The images below are taken from
our archive of photographs, postcards and other material. Select any picture to see more details.
On 2nd November 1892 the Edinburgh to London express collided with a goods train near Thirsk. Ten people perished, thirty nine were injured. The crash was caused by a signalling error and poor visibility due to fog.
Thirsk rail crash, 1892
This bus was owned by the North East Railway, who ran a service from Thirsk Station to the town. Steam buses were eventually replaced by petrol-driven ones.
Steam bus wreck, 1905
The wagonette may have been about to take the soldiers to the station. Lamberts fish shop was in Westgate, opposite the town hall. Earlier it had been the Star public house.
Convalescent soldiers, 1916
Barrels float gracefully along Finkle Street after Cod Beck overflowed on 23rd July 1930. This scene was echoed 70 years later when flooding affected much of Britain.
Flooding in Finkle Street, 1930
1902 saw the coronation of King Edward VII, and this garden party was organised in celebration. It took place at the Manor Farm in Sowerby, which is still used today for galas and fireworks displays.
Coronation festivities, 1902
The new clock tower in the Market Place incorporated a drinking fountain, but there was no horse trough nearby. This scene, apparently showing a horse drinking from the fountain, was posed for the camera.
Horse at the clock tower, c. 1896
Children gather around a steam-powered roundabout outside the Three Tuns Hotel in the Market Place. The Freeman Hardy Willis shop, just visible in the background, closed in 1999.
Fair in the Market Place, c. 1900
William Walter Scott opened his shop in the Market Place in 1870. In 1908 the business moved to another shop in the Market Place, where it remained little changed for over 90 years. It finally closed in 2000.

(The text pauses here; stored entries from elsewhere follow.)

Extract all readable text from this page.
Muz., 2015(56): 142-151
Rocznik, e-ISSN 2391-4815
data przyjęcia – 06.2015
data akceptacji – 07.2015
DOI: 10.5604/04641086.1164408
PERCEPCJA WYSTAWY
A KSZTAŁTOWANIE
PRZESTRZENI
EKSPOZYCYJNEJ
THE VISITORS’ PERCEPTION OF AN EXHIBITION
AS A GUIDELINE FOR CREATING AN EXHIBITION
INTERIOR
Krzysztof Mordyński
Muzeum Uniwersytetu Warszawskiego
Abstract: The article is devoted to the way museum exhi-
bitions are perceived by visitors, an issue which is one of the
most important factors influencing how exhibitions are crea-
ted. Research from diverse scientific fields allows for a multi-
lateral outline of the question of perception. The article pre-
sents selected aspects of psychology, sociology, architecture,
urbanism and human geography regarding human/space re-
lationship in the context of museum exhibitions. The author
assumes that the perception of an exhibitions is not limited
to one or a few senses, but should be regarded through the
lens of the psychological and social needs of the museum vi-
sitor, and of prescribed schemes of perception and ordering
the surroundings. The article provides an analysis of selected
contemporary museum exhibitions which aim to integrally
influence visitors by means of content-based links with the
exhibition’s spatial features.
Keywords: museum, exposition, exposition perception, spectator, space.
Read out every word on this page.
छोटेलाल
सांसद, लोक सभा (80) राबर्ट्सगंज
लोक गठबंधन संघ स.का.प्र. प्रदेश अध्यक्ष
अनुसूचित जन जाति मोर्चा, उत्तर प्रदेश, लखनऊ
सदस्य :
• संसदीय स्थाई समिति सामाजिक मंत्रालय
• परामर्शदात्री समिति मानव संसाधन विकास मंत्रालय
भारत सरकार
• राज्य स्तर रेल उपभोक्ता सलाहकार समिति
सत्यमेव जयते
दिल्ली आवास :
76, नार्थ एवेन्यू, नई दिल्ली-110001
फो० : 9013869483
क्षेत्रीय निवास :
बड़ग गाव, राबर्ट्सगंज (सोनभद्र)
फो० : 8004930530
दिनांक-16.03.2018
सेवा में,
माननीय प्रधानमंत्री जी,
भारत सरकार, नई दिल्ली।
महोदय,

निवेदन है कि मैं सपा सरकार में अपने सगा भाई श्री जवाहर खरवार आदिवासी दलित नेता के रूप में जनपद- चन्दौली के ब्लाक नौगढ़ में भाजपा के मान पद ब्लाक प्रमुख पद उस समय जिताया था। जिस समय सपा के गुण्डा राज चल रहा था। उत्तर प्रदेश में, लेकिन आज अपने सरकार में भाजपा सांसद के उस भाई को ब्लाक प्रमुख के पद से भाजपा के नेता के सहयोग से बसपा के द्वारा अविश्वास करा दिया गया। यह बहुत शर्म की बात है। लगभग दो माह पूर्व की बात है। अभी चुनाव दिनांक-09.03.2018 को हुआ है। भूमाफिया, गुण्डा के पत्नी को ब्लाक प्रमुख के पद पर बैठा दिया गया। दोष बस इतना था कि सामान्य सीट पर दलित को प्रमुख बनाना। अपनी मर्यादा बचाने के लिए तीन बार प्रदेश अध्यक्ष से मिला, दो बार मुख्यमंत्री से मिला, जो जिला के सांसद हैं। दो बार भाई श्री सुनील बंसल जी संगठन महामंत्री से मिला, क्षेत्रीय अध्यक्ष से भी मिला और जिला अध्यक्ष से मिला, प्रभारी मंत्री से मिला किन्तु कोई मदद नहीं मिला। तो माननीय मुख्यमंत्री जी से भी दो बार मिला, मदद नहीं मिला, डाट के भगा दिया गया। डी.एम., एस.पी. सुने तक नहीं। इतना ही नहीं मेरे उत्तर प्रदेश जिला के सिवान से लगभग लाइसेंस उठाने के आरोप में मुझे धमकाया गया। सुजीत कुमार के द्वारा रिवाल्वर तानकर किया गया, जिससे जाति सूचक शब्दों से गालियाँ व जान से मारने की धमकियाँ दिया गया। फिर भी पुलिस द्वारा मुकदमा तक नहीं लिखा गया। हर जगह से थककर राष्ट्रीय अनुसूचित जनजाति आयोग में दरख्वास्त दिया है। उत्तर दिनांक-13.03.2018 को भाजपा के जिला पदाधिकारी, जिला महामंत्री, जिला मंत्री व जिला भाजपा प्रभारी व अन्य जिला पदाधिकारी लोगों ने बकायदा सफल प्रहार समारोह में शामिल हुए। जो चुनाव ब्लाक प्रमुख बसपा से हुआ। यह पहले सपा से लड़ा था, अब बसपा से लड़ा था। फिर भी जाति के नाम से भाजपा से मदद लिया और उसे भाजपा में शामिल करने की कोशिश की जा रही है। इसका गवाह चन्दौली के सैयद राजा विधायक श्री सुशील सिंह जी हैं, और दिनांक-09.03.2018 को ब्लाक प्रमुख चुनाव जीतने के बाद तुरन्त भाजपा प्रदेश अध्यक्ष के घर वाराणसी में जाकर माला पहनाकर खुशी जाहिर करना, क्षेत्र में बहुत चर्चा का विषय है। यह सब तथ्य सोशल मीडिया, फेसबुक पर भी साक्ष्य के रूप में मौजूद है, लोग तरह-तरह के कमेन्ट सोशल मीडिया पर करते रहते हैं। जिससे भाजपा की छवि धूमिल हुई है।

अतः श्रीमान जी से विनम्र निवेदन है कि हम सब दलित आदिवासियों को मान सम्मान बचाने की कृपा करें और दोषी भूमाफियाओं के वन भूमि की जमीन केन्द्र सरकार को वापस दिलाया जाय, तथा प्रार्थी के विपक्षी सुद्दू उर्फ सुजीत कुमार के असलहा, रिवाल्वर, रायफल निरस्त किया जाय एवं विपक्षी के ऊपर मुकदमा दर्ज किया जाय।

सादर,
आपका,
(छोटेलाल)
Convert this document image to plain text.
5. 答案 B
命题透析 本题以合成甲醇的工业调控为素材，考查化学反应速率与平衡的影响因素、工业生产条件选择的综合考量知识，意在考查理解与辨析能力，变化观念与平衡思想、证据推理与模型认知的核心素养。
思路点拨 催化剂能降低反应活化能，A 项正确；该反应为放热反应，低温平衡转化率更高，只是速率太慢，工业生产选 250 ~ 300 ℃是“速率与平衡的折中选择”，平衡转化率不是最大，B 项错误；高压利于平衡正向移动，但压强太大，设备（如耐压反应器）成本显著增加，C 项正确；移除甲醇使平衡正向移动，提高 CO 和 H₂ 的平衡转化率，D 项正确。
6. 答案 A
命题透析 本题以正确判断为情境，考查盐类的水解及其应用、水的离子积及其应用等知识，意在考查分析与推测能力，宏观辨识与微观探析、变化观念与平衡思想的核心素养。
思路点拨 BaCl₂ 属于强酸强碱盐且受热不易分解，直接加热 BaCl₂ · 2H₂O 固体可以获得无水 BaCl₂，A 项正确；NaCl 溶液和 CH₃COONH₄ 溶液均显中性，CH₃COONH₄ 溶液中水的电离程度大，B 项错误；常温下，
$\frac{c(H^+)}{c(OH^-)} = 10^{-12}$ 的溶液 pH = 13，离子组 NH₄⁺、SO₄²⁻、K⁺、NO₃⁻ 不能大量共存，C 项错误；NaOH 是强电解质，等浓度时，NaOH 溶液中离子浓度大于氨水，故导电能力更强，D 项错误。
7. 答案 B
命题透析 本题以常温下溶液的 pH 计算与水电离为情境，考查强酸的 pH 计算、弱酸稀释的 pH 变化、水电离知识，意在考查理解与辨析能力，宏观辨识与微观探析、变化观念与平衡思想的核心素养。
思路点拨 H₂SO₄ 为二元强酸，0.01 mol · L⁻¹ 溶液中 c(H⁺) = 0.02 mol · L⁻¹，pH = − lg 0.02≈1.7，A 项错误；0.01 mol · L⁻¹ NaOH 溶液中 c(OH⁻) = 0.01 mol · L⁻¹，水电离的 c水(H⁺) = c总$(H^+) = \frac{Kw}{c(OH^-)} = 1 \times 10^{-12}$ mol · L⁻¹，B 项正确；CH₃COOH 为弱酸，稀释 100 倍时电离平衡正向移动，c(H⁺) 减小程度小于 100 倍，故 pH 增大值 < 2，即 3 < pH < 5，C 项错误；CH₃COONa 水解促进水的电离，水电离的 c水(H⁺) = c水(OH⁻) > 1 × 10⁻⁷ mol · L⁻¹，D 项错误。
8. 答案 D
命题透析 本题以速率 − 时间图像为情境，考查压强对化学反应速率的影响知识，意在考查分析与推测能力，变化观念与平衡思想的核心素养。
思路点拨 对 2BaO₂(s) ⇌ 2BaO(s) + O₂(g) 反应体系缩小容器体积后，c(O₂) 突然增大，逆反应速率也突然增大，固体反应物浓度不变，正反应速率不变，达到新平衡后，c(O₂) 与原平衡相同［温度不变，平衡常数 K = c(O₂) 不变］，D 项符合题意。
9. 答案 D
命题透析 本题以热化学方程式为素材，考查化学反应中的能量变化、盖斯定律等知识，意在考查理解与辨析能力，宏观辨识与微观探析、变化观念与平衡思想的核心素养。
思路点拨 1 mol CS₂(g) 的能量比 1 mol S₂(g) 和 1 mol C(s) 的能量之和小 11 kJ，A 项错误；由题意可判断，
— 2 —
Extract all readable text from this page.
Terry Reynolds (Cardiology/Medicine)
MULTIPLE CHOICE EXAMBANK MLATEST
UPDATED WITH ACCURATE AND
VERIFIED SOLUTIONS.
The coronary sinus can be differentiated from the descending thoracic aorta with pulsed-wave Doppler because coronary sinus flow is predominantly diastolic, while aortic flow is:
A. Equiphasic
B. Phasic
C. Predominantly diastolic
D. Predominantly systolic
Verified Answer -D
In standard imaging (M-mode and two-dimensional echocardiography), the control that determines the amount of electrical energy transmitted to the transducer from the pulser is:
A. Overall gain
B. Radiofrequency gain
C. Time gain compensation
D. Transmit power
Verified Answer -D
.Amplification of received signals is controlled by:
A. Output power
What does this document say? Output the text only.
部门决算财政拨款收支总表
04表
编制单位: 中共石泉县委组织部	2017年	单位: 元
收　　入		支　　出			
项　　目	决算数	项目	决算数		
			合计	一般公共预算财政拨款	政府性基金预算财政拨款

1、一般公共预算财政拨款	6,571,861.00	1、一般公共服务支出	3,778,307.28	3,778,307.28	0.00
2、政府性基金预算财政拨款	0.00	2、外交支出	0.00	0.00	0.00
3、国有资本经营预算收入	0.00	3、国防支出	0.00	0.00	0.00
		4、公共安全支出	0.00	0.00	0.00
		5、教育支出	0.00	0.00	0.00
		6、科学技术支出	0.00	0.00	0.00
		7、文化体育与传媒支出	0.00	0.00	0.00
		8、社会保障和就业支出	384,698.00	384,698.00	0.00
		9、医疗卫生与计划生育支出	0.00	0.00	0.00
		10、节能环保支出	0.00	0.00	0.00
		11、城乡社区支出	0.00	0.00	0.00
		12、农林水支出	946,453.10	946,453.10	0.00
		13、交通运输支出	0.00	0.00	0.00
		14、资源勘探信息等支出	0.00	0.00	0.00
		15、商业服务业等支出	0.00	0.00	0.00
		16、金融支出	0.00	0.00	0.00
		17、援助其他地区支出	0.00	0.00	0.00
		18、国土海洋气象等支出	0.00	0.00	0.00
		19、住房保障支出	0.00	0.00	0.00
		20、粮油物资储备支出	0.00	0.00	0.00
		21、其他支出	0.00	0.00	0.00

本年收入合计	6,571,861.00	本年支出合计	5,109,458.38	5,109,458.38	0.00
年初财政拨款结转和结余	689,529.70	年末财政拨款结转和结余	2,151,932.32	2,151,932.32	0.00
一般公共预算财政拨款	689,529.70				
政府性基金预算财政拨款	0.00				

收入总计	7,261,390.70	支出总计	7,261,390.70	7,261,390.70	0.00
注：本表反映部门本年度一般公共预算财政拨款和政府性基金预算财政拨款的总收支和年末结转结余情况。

Scott the saddler, c. 1908
This hand-tinted photograph shows Front Street, the road linking Thirsk to the village of Sowerby, as seen from the south. Apart from the trees by the road, which are now much taller, this scene has hardly changed.
Front Street, Sowerby, c. 1900
Gathered together for this group photograph are the members of the Thirsk Athletic Club Tennis Team in the Open Tournament of 1955.
Thirsk Tennis team, 1955
The groom is Edward Brookwell Peat, whose family owned a printing and publishing business in Thirsk. The bride is Lucy Annie Robinson, the daughter of a well-to-do farmer.
Harry, Cynthia and Bel Horner sit for a studio portait by J.R. Clarke of Thirsk.
Horner family, 1920
Photographer J.R. Clarke
Joseph Robinson Clarke was born in Stockton-on-Tees in 1840. He joined his younger brother John in establishing
a photography business in his home town before moving to Thirsk in 1870. Although much of his work was
studio-based, Clarke covered practically every public event in and around Thirsk. His work is full of detail and
carefully composed, while often looking entirely natural. Many of Clarkes photographs can be seen in the Museums
archives as prints, postcards and cartes de visite.